In order to try to buy some insurance, I shut down the NAS, transplanted the failing drive into a spare PC, and started a disk-to-disk copy of it’s data onto the working 500GB disk I had removed at the start of this mounting disaster.

Despite valiant attempts by both dd_rescue and myrescue, the disk was dying faster than data could be retrieved, and after a day and a half of effort, I had to face the fact that I wasn’t going to be able to save it.

Fortunately, I had setup off-site backups using CrashPlan, so I had Vince bring my backup drive to work, and retrieved it from him on Friday.

Saturday was spent restoring our photos, music, and email (more later) from the backup.

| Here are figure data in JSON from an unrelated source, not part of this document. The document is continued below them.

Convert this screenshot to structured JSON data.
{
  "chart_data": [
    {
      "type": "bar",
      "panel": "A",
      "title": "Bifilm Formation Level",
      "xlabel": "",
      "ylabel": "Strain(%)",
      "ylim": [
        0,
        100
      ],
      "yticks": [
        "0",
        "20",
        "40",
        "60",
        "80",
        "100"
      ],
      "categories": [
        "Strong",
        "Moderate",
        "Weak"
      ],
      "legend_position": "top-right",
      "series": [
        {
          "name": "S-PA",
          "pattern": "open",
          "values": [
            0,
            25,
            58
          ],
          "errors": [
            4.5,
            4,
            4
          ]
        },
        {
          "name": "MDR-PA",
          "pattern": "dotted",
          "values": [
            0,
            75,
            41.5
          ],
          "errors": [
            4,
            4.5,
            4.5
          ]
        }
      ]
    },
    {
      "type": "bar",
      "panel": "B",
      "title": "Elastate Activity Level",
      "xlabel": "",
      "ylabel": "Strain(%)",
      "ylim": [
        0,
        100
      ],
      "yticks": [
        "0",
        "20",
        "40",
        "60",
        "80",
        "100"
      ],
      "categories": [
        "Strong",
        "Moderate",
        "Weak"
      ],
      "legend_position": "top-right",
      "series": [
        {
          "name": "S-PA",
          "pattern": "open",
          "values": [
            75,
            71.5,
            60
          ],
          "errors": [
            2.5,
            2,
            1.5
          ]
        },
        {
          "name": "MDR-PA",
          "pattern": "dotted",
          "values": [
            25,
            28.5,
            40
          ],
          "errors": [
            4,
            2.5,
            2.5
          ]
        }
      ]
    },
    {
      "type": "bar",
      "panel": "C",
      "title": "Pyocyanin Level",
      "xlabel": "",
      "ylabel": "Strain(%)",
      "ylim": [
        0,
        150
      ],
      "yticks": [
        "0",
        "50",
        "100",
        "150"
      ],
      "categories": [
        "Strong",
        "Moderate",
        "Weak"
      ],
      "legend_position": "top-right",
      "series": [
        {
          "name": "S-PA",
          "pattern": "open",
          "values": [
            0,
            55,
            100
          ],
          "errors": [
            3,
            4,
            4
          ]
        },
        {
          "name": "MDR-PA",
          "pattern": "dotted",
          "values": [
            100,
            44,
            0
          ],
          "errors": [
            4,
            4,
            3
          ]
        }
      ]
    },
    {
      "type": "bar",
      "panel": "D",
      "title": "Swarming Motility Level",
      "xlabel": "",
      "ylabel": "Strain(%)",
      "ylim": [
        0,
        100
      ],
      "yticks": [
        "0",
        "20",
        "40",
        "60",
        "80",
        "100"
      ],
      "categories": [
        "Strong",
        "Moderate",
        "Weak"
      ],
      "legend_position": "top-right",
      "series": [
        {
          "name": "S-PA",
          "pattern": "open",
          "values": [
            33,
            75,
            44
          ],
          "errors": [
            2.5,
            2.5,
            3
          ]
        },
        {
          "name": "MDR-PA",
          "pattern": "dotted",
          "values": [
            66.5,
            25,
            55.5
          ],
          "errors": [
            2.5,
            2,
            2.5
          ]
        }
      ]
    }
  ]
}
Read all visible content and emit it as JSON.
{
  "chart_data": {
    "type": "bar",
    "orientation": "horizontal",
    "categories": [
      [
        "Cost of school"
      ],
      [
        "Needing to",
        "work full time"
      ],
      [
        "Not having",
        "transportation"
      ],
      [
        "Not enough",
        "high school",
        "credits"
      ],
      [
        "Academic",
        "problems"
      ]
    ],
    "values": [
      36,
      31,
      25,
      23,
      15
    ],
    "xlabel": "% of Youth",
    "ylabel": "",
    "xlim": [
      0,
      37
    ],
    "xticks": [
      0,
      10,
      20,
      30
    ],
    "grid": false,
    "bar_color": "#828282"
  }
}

Unfortunately, despite claiming to have been backing up Dawnises inbox, it was nowhere to be found in the CrashPlan backup set, and the most recent “hand-made” backup I found was almost exactly a year old (from her PC to Mac conversion). Losing a year of email is better than losing everything, but that seems like meager consolation under the circumstances.

By Saturday night I had things mostly back to rights, and had a chance to reflect on what had gone wrong.

The highlights:

1. SMART, as google discovered (and published) is a terrible predictor of failure. The drive that failed (and is being RMAd under warranty, for all the good it’ll do me) had never issued a SMART error before catastrophically failing.

2. In retrospect, I should have rebooted the NAS and done a full volume scan before starting the upgrade. That might have put enough load on the failing drive to make it show itself before I had made the critical and irreversible decision to remove a drive from the array.

3. By failing to provide disk scrubbing (a process whereby the system periodically touches every bit of every hard disk) the ReadyNAS fails to detect failing drives early.

4. While I had done test restores during my evaluation of CrashPlan, I had never actually done a test restore to Dawnise’s Mac. Had I done so, I might have discovered the missing files and been able to avoid losing data.

I have a support ticket opened with the CrashPlan folks, as it seems there’s a bug of some kind here. At the very least, I would have expected a warning from CrashPlan that it was unable to backup all the files in it’s backup set.

5. In my effort to be frugal, I bought a 500GB external drive to use as my remote backup destination – the sweet spot in the capacity/cost curve at the time.

Since I had more than 500GB of data, that meant I had to pick and choose what data I did and didn’t backup. My choices were ok, but not perfect. There’s some data lost which should have been in the backup set, but wasn’t due to space limitations.

6. CrashPlan worked well – but not flawlessly – and without it, I’d have been in a world of hurt. Having an off-site backup means that I didn’t lose my 20GB worth of digital photos, or several hundred GB of ripped music.

Aside from digital purchases, the bulk of the music would have been recoverable from the source CDs, but at great time expense. The photos would have just been lost.

7. In this case, the off-site aspect of CrashPlan wasn’t critical, but it’s easy to imagine a scenario where it would have been.

8. The belief that RAID improves your chances of retaining data is built largely on what I’m going to refer henceforth to as “The RAID fallacy” – that failure modes of the drives in the array are completely independent events. The reality is that many (most?) RAID arrays are populated with near-identical drives. Same manufacturer, same capacity (and model) , and often the same or very similar vintage. So the drives age together under similar work loads, and any inherent defect (like, say, a firmware bug that causes the drives not to POST reliably) is likely to affect multiple drives, which spells disaster for the volume.